Detto ciò, torniamo al problema del ranking. Dell'utilità nel nostro paese ne ho già discusso, quello che mi preme è focalizzarmi su due argomenti principali:

- concorrenti nella classifica
- l'unico ranking che dovrebbe contare per le università

-Riguardo ai concorrenti, per essere paradigmatici prendiamo la prima della classe cioè Harvard University che ogni anno riceve la bellezza di quasi 5MLD $
( http://harvardmagazine.com/2012/11/harvard-reports-break-even-financial-2012 ) con cui deve amministrare nove Facoltà mentre l'Università Italiana, TUTTA, prende fal FFO nemmeno 6 MLD, per amministrare 66 Atenei ( http://www.camera.it/temiap/temi17/FFO-2013.pdf ). Come si fa a concorrere ad armi pari? Impossibile. Si potrbbbe parlare dell'argomento "finanziamento all'università" ma il discorso sarebe lungo, troppo e magari scriverò qualcos'altro in questi giorni.
- I ranking che vengono pubblicati ogni anno e che ogni anno ci ricordano come l'italia sia fuori classifica non sono specchi veritieri della "salute" della ricerca universitaria in Italia. Da un lato questo ci denigra perchè facciamo sempre la figura dei perecottari, dall'altra ci dovrebbe esaltare perchè nonstante la situazione allarmante appena descritta se andiamo a vedere i dati pubblicati da SCIMAGO, per il periodo 1996-2012 (http://www.scimagojr.com/countryrank.php)  l'Italia si posiziona ad un invidiabile ottavo posto. Questa particolare classifica viene stilata in base al numero di articoli accademici accettati dalle riviste di riferimento e di citazioni in altri articoli e libri di testo degli autori degli stessi. Cioè valuta il "peso specifico" di ciò che gli universitari italiani pensano e scrivono, ossia l'importanza che la ricerca italiana ha nel mondo. Ecco allora che, secondo me, questa dovrebbe essere l'unica classifica utile per valutare la salute dell'Istruzione Superiore nel nostro paese.
Ora, quindi, cosa ce ne facciamo degli "hub della ricerca" proposti da Matteino?
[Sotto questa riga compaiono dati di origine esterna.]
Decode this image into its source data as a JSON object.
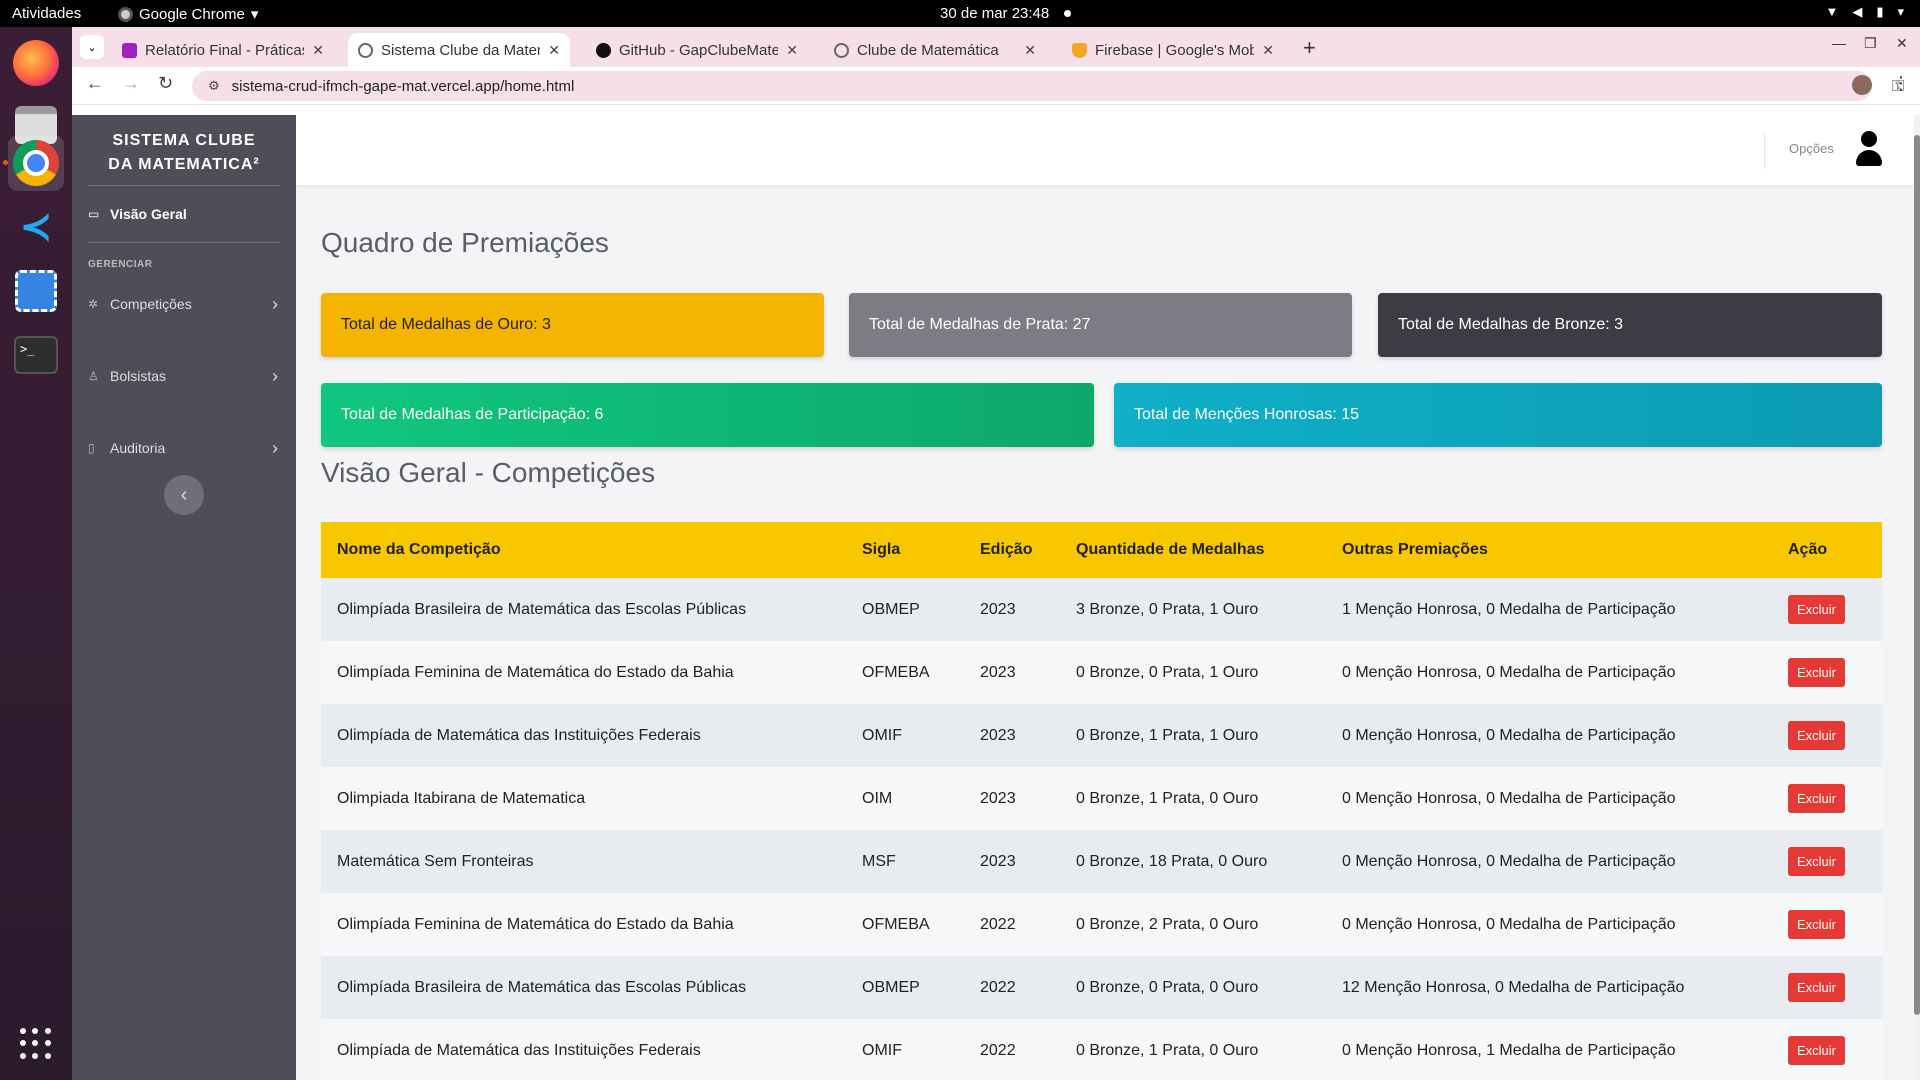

Ovviamente nulla, trattasi di altra proposta demagogica che in concreto non significa nulla. Invece di riprendere vecchi temi dell'epoca nera della Gelmini perchè il Renzi non parla di come passare più fondi alla ricerca e di come trovare ulteriori sovvenzioni per i nostri Atenei. Il sottoscritto ha un idea molto diversa da quella della maggior parte della gente con cui ha parlato su come dovrebbero arrivare i fondi alle Università, idea su cui non mi soffermerò ma voorei che i nostri presunti leader cominciassero a parlarne, a discutere meno di Ruby e più di Uni.